Co-optimize DNN Arithmetics and Hardware System for Efficient Inference and Training

Lecture / Panel
For NYU Community



Sai Qian Zhang
Meta Reality Labs


"Co-optimize DNN Arithmetics and Hardware System for Efficient Inference and Training"


In recent years, we have seen a proliferation of sophisticated Deep Neural Network (DNN) architectures that have achieved state-of-the-art performances across a variety of domains. However, the algorithmic superiority of DNNs levies high latency and energy taxes at all computing scales, which further poses significant challenges to the hardware platforms executing them. Given the fact that the DNN architectures and the hardware platform executing them are tightly coupled and tangled, my research lies in building a full-stack solution to co-optimize DNN across the architecture, datatype and supporting hardware system to achieve efficient inferences and training operations.

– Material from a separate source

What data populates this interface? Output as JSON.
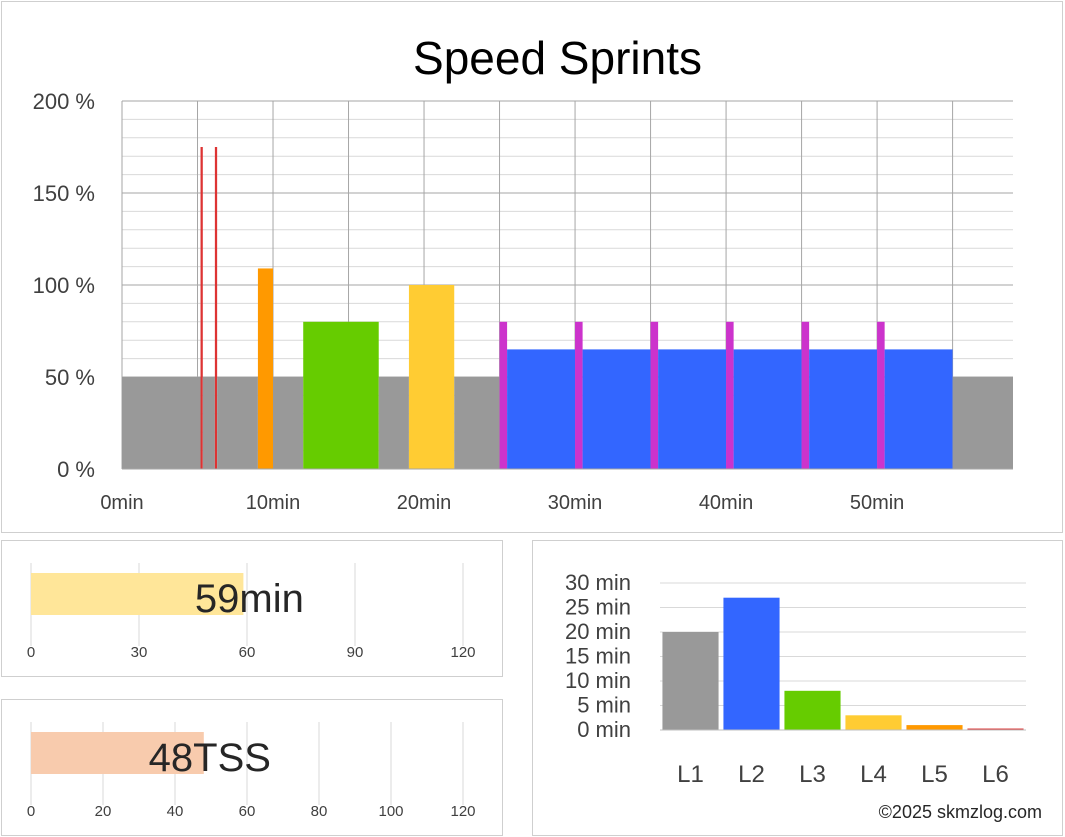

In this talk, I will first describe Column-Combining, an innovative pruning strategy that packs sparse filter matrices into a denser format for efficient deployment in a novel systolic architecture with nearly perfect utilization rate. Following that, I will then describe a bit-level quantization method named Term Quantization (TQ). Unlike the conventional quantization methods that operate on individual values, Term Quantization is a group- based method that keeps a fixed number of largest terms (nonzero bits in the binary representations) within a group of values, and this in turn leads to a significantly smaller amount of quantization error compared to other quantization approaches under the same bitwidth. Next, I will introduce the work I have done to facilitate the DNN training process. In particular, I will describe the Fast First, Accurate Second Training (FAST) system that adaptively adjusts the precision of the DNN operands for efficient DNN training. Last but not least, I will conclude with some of my recent research efforts and future research plans on further extending the frontiers of the DNN training hardware efficiency by leveraging the underlying reversibility of the DNN architecture.

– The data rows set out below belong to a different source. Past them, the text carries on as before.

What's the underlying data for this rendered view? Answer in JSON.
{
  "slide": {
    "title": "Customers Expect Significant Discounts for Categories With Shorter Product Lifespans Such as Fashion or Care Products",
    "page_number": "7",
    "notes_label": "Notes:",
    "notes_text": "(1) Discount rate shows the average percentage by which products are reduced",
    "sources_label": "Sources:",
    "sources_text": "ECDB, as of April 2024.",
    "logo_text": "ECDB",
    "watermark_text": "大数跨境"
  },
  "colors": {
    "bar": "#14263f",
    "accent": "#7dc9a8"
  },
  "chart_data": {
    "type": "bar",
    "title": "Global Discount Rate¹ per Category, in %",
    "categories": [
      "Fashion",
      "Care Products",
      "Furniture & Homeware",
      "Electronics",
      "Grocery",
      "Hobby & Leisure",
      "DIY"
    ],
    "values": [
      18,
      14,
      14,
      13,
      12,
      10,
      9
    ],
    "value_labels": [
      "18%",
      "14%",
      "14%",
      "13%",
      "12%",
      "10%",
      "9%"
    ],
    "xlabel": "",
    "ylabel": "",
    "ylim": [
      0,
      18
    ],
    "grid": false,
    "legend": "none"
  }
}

Sai Qian Zhang is a research scientist at Meta Reality Labs. He also holds an appointment as research associate at Harvard University hosted by Prof. David Brooks and Prof. Gu-Yeon Wei. Sai received his Ph.D. degree from Harvard University under the supervision of Prof. H.T. Kung in 2021, and obtained both of his M.A.Sc and B.A.Sc degrees from University of Toronto.

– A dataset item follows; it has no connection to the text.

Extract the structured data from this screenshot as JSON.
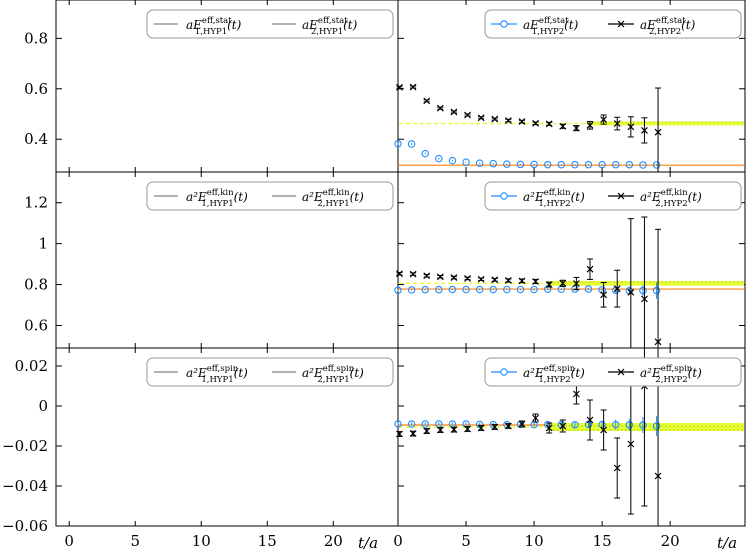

Sai’s research interest lies in algorithm and hardware codesign for the efficient deep neural network implementation. He is also interested in multi-agent reinforcement learning and its applications on hardware system design. His works have been published in multiple top-tier conferences such as ASPLOS, NeurIPS, HPCA, and AAAI. He has won the best paper award at IEEE international conference on Communication.